Le altre proposte riguardano il sistema nel suo complesso:
• ampliare il servizio scolastico: generalizzare la scuola dell’infanzia e il tempo pieno nella primaria; obbligo a 17 anni e ultimo anno (non obbligatorio) dedicato alla preparazione agli studi universitari (4/5 materie propedeutiche all’indirizzo scelto) o alla formazione professionale; piano per l’educazione permanente;
• dare piena attuazione dell’autonomia delle scuole e valutare il loro operato mediante un sistema nazionale di valutazione;
• realizzare un piano pluriennale di edilizia scolastica: messa in sicurezza delle scuole e adeguamento di quelle esistenti e di quelle nuove alle esigenze “contemporanee”; Cremaschi parla di scuole degne di un paese civile (aule spaziose e “a norma”; scuole con tanto verde intorno, dotate di mense, spazi di aggregazione, laboratori moderni, aule di musica, biblioteche; aule con PC e Internet; uffici per gli insegnanti perchè si possano fermare a scuola);
• riformare il calendario scolastico: settimana corta, 200 giorni di lezione dal 1° settembre al 30 giugno, utilizzo del personale docente e non docente nei mesi estivi per “attività integrative, ricreative, di orientamento, di recupero, di stage”;
• aggredire il fenomeno dell’abbandono e dell’insuccesso scolastico; è doveroso ricordare a questo proposito che – oggi, negli anni Duemila! – in Italia il 20% di chi si iscrive in prima superiore abbandona la scuola, ovvero uno su cinque: una vera emergenza nazionale di cui quasi nessuno parla! Certamente non ne parlano i media, convinti che il segno della scuola di oggi sia il lassismo e il permissivismo e che non si faccia selezione: la selezione purtroppo si fa eccome! certo, spesso non in base al merito, ma al censo; ma di questo ai i cantori dei bei tempi andati evidentemente poco importa.

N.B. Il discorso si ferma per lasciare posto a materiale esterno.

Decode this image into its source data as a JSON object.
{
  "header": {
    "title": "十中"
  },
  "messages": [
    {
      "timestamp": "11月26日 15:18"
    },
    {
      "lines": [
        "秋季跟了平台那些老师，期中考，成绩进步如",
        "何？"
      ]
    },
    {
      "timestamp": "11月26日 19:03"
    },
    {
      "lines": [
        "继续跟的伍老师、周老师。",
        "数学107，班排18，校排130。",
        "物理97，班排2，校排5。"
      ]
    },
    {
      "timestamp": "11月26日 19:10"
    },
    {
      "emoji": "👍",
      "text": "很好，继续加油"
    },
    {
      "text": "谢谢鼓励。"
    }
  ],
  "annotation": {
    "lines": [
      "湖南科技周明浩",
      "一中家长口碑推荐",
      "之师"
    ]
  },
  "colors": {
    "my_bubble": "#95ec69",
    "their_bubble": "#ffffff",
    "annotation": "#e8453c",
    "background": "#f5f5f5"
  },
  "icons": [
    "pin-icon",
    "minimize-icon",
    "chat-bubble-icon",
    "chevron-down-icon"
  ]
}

E per fare tutto questo basta un decimo di punto di PIL all’anno per cinque anni! Mi si dirà che il problema è tutto nella premessa – “risparmiare si deve” – perché così molti insegnanti perderebbero il posto. Per rispondere a questa domanda ci viene incontro sempre Cremaschi, che in una intervista del 14 settembre a Fahreneit, la trasmissione di Radio Tre dedicata ai libri, invita a tenere distinto il problema del precariato (che va affrontato dal punto di vista “sociale”) dalla necessaria riforma della scuola e a tenere conto del fatto che nei prossimi anni andrà in pensione molto personale, che potrà essere sostituito dagli attuali precari.

Su questo secondo punto in parte dissento perché sottostima il problema della mancanza di turn-over dovuto al blocco delle assunzioni e di come questo impedirà per molti anni a giovani docenti di essere avviati all’insegnamento, ma è un dettaglio che nulla toglie al senso della sfida che viene proposta innanzi tutto al sistema politico: cambiare punto di vista e immaginare non più cosa serve agli “adulti” che vivono la scuola (siano essi commessi o ministri), ma agli studenti e di conseguenza al futuro del nostro paese.

Si sentono spesso ministri, politici, giornalisti e “cultori della materia”, affermare a proposito di un articolo, di un libro o di un bel discorso del “barackobama” di turno: “questo testo andrebbe letto in tutte le scuole”. Nel mio piccolo, mi sento di affermare che Malascuola andrebbe letto da tutti i ministri, politici, giornalisti e “cultori della materia” che vogliono occuparsi di scuola.